Team creates new tech for complex micro structures for use in sensors, other apps
Fourkas and his team have created materials that allow the simultaneous 3D manipulation of microscopic objects using optical tweezers and a unique point-by-point method for lithography (the process of using light in etching silicon or other substrates to create chips and other electronic components). As they report in a research article published in the August issue of Chemical Science, the combination of these techniques allows them to assemble complex 3D structures from multiple microscopic components.
This work builds on earlier breakthroughs by Fourkas and his team in the use of visible light for making tiny structures for applications such as optical communications, controlling cell behavior and manufacturing integrated circuits.

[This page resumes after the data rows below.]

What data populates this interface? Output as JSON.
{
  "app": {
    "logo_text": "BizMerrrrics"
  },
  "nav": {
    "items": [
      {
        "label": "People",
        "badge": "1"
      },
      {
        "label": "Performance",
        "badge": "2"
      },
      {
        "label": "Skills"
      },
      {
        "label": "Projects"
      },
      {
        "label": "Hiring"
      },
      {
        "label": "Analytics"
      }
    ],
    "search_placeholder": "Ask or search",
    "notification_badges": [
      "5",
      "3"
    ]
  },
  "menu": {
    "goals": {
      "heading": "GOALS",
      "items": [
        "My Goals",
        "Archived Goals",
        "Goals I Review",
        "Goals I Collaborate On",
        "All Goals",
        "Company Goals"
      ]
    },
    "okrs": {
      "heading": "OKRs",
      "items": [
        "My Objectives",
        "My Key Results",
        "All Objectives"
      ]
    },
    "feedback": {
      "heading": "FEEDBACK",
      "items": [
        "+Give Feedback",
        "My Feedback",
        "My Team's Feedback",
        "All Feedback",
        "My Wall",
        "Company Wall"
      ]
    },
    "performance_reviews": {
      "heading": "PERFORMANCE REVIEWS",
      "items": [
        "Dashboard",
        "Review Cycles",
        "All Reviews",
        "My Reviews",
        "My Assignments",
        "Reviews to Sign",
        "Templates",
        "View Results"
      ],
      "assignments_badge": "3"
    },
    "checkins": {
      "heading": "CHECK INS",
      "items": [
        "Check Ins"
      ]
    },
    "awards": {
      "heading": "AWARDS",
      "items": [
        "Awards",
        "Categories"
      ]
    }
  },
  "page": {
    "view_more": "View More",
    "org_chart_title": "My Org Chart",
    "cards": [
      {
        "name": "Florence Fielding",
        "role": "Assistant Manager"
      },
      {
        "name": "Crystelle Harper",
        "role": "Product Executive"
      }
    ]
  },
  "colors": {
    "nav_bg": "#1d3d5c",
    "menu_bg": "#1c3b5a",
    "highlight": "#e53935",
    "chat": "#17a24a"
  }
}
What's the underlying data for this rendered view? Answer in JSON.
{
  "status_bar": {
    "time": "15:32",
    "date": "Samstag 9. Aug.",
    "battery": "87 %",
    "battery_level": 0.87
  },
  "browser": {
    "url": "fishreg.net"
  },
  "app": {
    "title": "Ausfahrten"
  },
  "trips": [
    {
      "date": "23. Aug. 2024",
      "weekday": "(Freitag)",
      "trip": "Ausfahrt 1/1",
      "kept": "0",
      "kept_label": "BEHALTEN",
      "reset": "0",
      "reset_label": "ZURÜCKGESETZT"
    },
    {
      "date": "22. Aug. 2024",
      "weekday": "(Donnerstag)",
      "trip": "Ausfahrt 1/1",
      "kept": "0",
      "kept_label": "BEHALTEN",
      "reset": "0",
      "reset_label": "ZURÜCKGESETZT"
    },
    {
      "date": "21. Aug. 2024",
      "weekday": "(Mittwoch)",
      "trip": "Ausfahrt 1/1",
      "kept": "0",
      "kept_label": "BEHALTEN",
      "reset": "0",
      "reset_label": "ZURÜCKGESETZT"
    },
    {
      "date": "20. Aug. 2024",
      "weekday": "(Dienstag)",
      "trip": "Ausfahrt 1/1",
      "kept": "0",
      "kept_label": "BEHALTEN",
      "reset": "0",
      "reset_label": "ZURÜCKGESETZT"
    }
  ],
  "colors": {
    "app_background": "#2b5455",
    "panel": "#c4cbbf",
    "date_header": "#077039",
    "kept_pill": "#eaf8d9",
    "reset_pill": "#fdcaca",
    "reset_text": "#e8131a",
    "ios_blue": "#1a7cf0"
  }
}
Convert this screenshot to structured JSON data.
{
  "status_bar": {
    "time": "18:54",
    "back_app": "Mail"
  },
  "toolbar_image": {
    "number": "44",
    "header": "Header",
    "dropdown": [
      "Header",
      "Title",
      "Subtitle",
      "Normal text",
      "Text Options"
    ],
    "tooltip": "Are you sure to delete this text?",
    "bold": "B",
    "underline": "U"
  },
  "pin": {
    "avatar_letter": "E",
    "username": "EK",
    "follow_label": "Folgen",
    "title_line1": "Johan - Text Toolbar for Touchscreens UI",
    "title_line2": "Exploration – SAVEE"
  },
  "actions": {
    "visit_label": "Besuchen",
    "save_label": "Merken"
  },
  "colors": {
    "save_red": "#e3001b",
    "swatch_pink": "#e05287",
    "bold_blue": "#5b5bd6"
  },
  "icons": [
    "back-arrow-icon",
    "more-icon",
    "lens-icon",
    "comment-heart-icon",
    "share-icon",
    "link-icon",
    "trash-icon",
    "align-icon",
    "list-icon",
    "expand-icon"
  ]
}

"One of the exciting aspects of this set of techniques is that it is compatible with a wide range of materials. For instance, we can weave together threads with completely different compositions to create functional microfabrics or build microscopic devices 'brick by brick with building blocks that have different chemical or physical properties."
In addition to being enabling technologies for the creation of microscopic analytical and diagnostic devices, Fourkas foresees these techniques being valuable in the study and control of the behavior of individual cells and groups of cells.
Simultaneous microscale optical manipulation, fabrication and immobilisation in aqueous media was authored by Farah Dawood, Sijia Qin, Linjie Li, Emily Y. Lin and John T. Fourkas.